Washington Reads Freely!

Sara Peté/ February 18, 2024/ Books, Washington authors

text reads: WA, Washington Reads Freely. The shape of Washington state is reflected as the shape of an open book. colors of the inclusive pride flag are incorporated into the text.

Washington Reads Freely is a months-long effort to celebrate the freedom to read. The effort encourages library patrons and the general public to share their stories of what reading freely means to them. The responses will be collected and shared during Banned Books Week in late September. (Sharing anonymously is an option for participants.)

Libraries of Washington, this toolkit will help you share the Washington Reads Freely campaign with your community members: online, in your libraries in person, or both!

Free People Read Freely!
Join us in celebrating our right to read the books that speak to us. People of all ages in Washington state are invited to share their thoughts on the power and joy of reading freely.

Reading can serve so many purposes – entertainment, learning, instruction, understanding, validation, comfort, and so much more. This summer and fall, Washington State Library, Humanities Washington, and the Washington Center for the Book are coming together to celebrate the power of reading choice. What does it mean to you to have the freedom to read? No matter how old you are, or where you are in Washington, we invite you to add your voice to a chorus of Washington readers. Answer one of the prompts on our form, and we’ll collect and share responses. Watch our social media and stay tuned for an interactive website filled with the thoughts of your fellow Washingtonians about why reading freely is such an important right. 

Downloadable bookmarks
Link to the online survey
Printable surveys
If you choose to distribute paper surveys, please transcribe the filled-out forms from your community members into the online form here.

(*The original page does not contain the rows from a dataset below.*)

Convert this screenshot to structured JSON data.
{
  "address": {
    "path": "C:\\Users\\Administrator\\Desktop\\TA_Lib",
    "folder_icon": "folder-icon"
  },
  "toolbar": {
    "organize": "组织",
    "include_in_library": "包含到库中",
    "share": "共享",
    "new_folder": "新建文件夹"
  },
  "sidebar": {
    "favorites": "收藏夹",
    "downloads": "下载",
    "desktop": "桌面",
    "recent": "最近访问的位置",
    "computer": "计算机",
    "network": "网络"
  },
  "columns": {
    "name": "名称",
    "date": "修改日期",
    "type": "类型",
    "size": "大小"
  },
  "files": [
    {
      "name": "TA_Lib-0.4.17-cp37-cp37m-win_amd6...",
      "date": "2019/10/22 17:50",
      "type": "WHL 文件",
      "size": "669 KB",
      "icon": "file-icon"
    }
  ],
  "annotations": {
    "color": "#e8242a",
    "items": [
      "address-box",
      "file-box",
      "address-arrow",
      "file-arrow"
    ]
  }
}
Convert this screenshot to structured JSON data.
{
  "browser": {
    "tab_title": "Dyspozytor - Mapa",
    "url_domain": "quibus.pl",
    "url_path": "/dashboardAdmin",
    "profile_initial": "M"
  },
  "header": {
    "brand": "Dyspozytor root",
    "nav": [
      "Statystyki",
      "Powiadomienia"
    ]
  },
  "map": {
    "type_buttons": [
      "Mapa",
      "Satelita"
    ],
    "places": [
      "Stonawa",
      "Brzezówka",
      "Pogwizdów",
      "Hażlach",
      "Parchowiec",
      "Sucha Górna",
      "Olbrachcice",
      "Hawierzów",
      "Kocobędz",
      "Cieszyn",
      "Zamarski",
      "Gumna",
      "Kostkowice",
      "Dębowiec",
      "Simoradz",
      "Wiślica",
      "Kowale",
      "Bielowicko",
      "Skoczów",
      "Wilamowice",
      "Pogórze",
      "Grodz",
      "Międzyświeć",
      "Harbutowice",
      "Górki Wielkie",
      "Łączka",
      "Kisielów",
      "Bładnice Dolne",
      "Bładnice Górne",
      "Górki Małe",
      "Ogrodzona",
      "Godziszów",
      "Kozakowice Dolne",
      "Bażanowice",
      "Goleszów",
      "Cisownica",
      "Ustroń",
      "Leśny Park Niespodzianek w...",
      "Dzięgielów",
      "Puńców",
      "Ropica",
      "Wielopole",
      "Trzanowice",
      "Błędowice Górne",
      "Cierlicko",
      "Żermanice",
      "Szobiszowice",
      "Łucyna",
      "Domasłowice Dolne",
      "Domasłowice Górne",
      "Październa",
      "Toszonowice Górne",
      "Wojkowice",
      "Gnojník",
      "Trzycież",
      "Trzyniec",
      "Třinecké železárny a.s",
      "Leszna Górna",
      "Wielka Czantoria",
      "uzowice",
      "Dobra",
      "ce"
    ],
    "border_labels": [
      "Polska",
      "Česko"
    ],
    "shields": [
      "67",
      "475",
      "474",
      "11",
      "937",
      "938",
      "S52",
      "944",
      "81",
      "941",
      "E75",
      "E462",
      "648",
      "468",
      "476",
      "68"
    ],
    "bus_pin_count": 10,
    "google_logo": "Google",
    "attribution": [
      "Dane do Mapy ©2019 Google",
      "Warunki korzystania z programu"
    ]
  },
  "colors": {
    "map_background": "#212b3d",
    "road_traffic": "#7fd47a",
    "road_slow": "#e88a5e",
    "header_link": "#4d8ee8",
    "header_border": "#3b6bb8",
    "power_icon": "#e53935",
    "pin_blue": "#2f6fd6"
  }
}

Participants, who choose to share their email address, will be entered into a drawing for some fun TBD prizes during Banned Books Week!

Writing prompts:
What does it mean to you to have the freedom to choose what you read? Feel free to respond in any way you wish, or use one of the prompts below as inspiration:

  1. Tell us about a book that is meaningful to you. How did you find this book? Why is it important that you had access to it?
  2. How do you decide what to read? Where do you find reading material?
  3. How would you feel if someone told you that you weren’t allowed to read something you wanted to read? Why would you feel that way?